The Trump administration has rightly cast securing U.S. quantum leadership as a national security imperative. By harnessing the quirks of subatomic physics, quantum technologies promise vast economic gains in sectors spanning pharmaceuticals, transportation, and communications. They also carry profound security stakes, enabling new battlefield advantages and cyber threats that could rebalance global power. But with tightening federal budgets, advancing America’s quantum ambitions will require smart and creative bets with outsized returns, in the words of Office of Science and Technology Policy Director Michael Kratsios.
Quantum sensing—the most mature quantum technology today—offers just such an opportunity. Targeted federal initiatives could accelerate the deployment of quantum sensors in the next three years. This would unlock substantial defense, security, and economic benefits, while simultaneously strengthening U.S. domestic supply chains and global quantum leadership. Yet timely and decisive action is essential. As Kratsios warned, “There is nothing predestined about technological progress.”
The United States’ lead, however, is increasingly fragile: underinvestment, inconsistent demand, and a brittle supply chain are threatening to trap quantum sensing prototypes in the “Valley of Death.”
Quantum sensors are poised to deliver essential capabilities for defense, critical infrastructure, and commercial sectors, with a market projected to approach $1 billion by 2028. Their most urgent national security application is providing reliable positioning, navigation, and timing (PNT)—the ability to determine locations, plan trajectories, and synchronize activities—when GPS is compromised or unavailable. Adversaries are already jamming and spoofing the weak satellite signals the world relies on, disrupting missions in conflict zones like Ukraine, affecting thousands of commercial flights each day, and even targeting European Commission President Ursula von der Leyen’s aircraft last weekend. Large attacks could trigger systemic defense and critical infrastructure failures costing the United States over $1 billion per day.

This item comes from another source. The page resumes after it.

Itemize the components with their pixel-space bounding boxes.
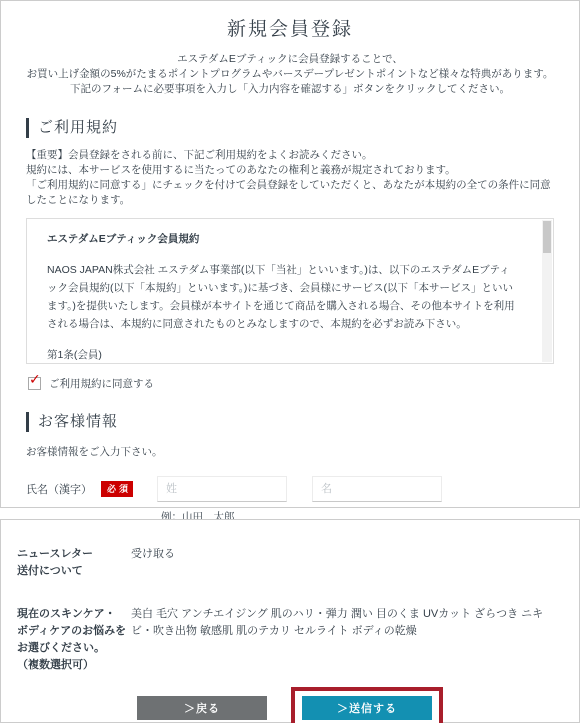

By measuring time, acceleration, rotation, and local magnetic and gravity fields with atomic-level precision, quantum sensors provide unprecedented long-term accuracy in positioning and timing without relying on vulnerable external signals. Moreover, unlike other GPS alternatives that use radar, lidar, and cameras, quantum sensors do not emit signals and operate reliably in any weather and environment. These features enable stealthy precision guidance for munitions, submarines, drones, and spacecraft, as well as the stable synchronization of telecom networks, power grids, and financial transactions.